Argentina made payments of over 3.5 billion dollars on Friday in GDP-linked bonds which refer to the 2005 and 2010 rescheduling agreed with creditors who originally held 2001/02 defaulted sovereign bonds. At the same bank the Central bank revealed that international reserves have fallen to its lowest since 2007.
Central bank reserves now stand at 43.8 billion dollars, when in July 2010 they had reached record 50.6bn dollars.
The Argentine government decision to appeal to international reserves to pay for debt payment of capital and interests triggered a strong controversy and institutional clash at the beginning of 2010 which ended with the resignation of then Central bank president Martin Perez Redrado, who was against the decision. However President Cristina Fernandez managed to pass a bill in Congress in support of her position.

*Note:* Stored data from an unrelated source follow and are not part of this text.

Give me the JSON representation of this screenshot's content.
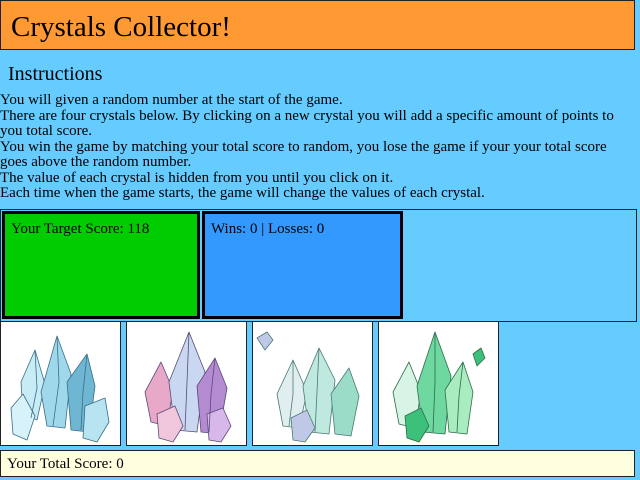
{
  "header": {
    "title": "Crystals Collector!"
  },
  "instructions": {
    "heading": "Instructions",
    "lines": [
      "You will given a random number at the start of the game.",
      "There are four crystals below. By clicking on a new crystal you will add a specific amount of points to you total score.",
      "You win the game by matching your total score to random, you lose the game if your your total score goes above the random number.",
      "The value of each crystal is hidden from you until you click on it.",
      "Each time when the game starts, the game will change the values of each crystal."
    ]
  },
  "scoreboard": {
    "target_label": "Your Target Score: 118",
    "wins_losses_label": "Wins: 0 | Losses: 0"
  },
  "crystals": [
    {
      "name": "crystal-blue",
      "colors": [
        "#9fd8ea",
        "#c8ecf5",
        "#6fb6d3"
      ]
    },
    {
      "name": "crystal-pink",
      "colors": [
        "#e8a8c8",
        "#c9d8f0",
        "#b48ad0"
      ]
    },
    {
      "name": "crystal-mint",
      "colors": [
        "#bfe8de",
        "#9adcc8",
        "#c0c8e8"
      ]
    },
    {
      "name": "crystal-green",
      "colors": [
        "#6ed8a0",
        "#a8ecc0",
        "#3cc07a"
      ]
    }
  ],
  "total": {
    "label": "Your Total Score: 0"
  },
  "colors": {
    "background": "#66ccff",
    "header": "#ff9933",
    "target_box": "#00cc00",
    "wins_box": "#3399ff",
    "total_bar": "#ffffe0"
  }
}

However the payment of the GDP-linked bond, maturing December 15, three weeks ago was in serious doubt after New York Judge Thomas Griesa ruled in November that Argentina had to pay the hold-out bondholders who had not entered the debt-swaps 1.3bn dollars.

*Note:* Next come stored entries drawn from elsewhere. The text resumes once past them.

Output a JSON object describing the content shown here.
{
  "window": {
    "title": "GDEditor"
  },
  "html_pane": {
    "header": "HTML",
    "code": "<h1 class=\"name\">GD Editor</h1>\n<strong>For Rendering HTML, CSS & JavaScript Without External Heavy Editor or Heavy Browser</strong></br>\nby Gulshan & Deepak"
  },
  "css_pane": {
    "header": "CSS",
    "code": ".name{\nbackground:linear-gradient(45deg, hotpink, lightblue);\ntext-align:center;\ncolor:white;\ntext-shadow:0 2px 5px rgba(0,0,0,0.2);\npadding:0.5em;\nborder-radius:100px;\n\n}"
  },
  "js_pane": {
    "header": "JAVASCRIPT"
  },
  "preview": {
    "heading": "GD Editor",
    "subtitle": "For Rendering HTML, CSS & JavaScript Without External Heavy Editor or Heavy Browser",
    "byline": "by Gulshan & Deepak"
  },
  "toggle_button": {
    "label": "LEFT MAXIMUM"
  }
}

The Judge threatened to order the seizure of funds which Argentina planned to deposit in New York Mellon bank to pay these bondholders, which would have put Argentina on the threshold of a ‘technical default’.

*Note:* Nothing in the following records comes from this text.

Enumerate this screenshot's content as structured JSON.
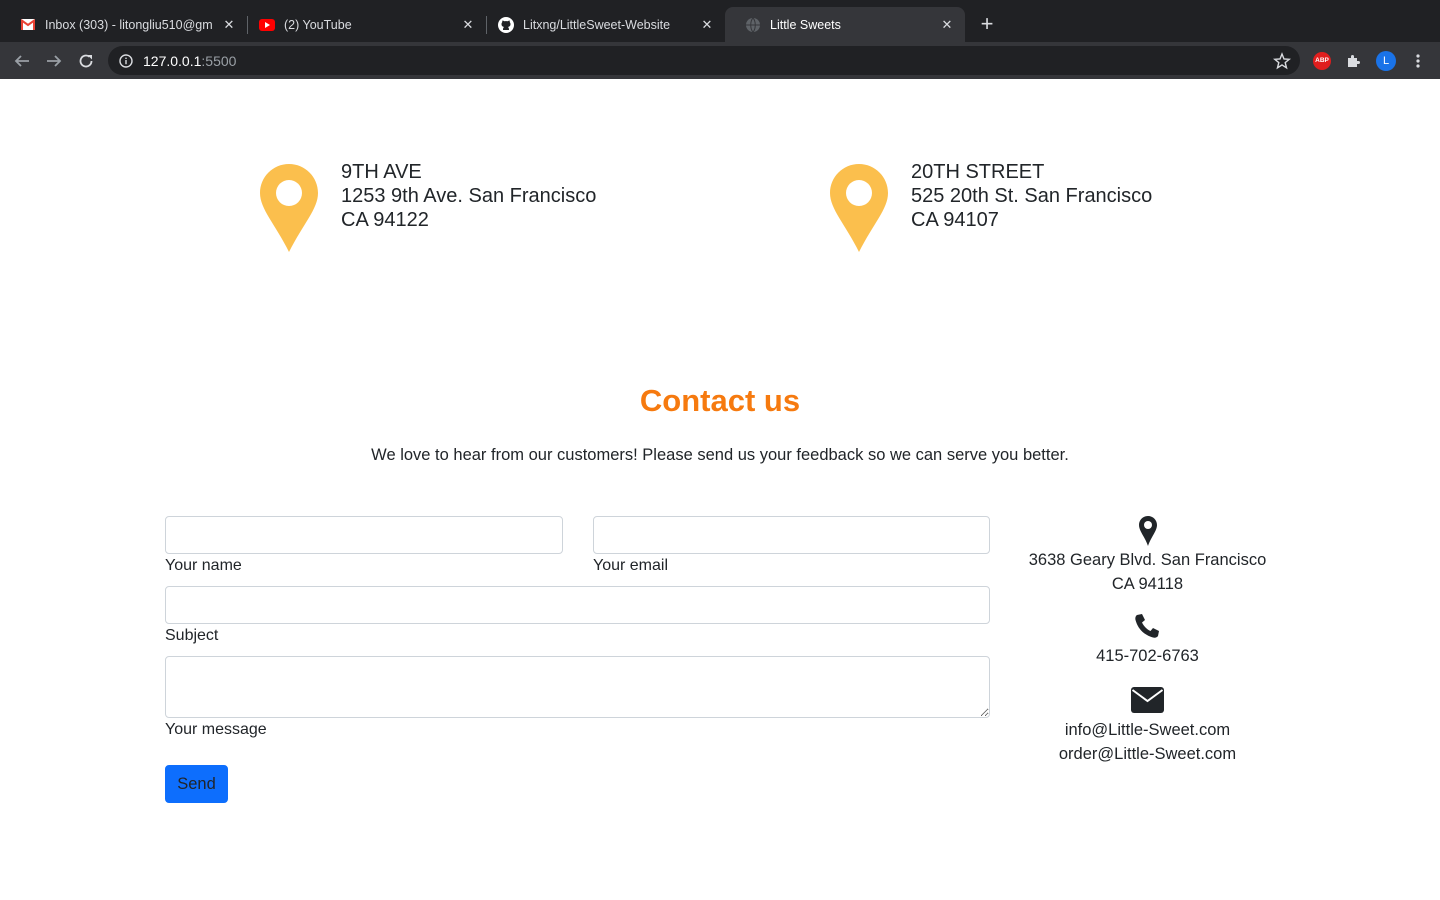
{
  "browser": {
    "tabs": [
      {
        "title": "Inbox (303) - litongliu510@gm",
        "icon": "gmail-icon"
      },
      {
        "title": "(2) YouTube",
        "icon": "youtube-icon"
      },
      {
        "title": "Litxng/LittleSweet-Website",
        "icon": "github-icon"
      },
      {
        "title": "Little Sweets",
        "icon": "globe-icon",
        "active": true
      }
    ],
    "url_host": "127.0.0.1",
    "url_port": ":5500",
    "extensions": {
      "abp_label": "ABP",
      "profile_initial": "L"
    }
  },
  "locations": [
    {
      "name": "9TH AVE",
      "street": "1253 9th Ave. San Francisco",
      "city": "CA 94122"
    },
    {
      "name": "20TH STREET",
      "street": "525 20th St. San Francisco",
      "city": "CA 94107"
    }
  ],
  "contact": {
    "title": "Contact us",
    "subtitle": "We love to hear from our customers! Please send us your feedback so we can serve you better.",
    "form": {
      "name_label": "Your name",
      "email_label": "Your email",
      "subject_label": "Subject",
      "message_label": "Your message",
      "send_label": "Send"
    },
    "info": {
      "address_line1": "3638 Geary Blvd. San Francisco",
      "address_line2": "CA 94118",
      "phone": "415-702-6763",
      "email1": "info@Little-Sweet.com",
      "email2": "order@Little-Sweet.com"
    }
  },
  "colors": {
    "accent": "#f67a0f",
    "pin": "#fbbf4d",
    "button": "#0d6efd"
  }
}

However the ruling was appealed and the Court suspended the decision until an audience on 27 February, so that as happened, the restructured bond holders could collect their payments.
The litigants are the hedge funds (‘vulture funds’) NML and Aurelius which hold defaulted bonds, part of the 7% which did not restructure and did not accept swapping for new bonds. The other 93% of the 2001/02 default totalling almost 100bn dollars accepted the restructure.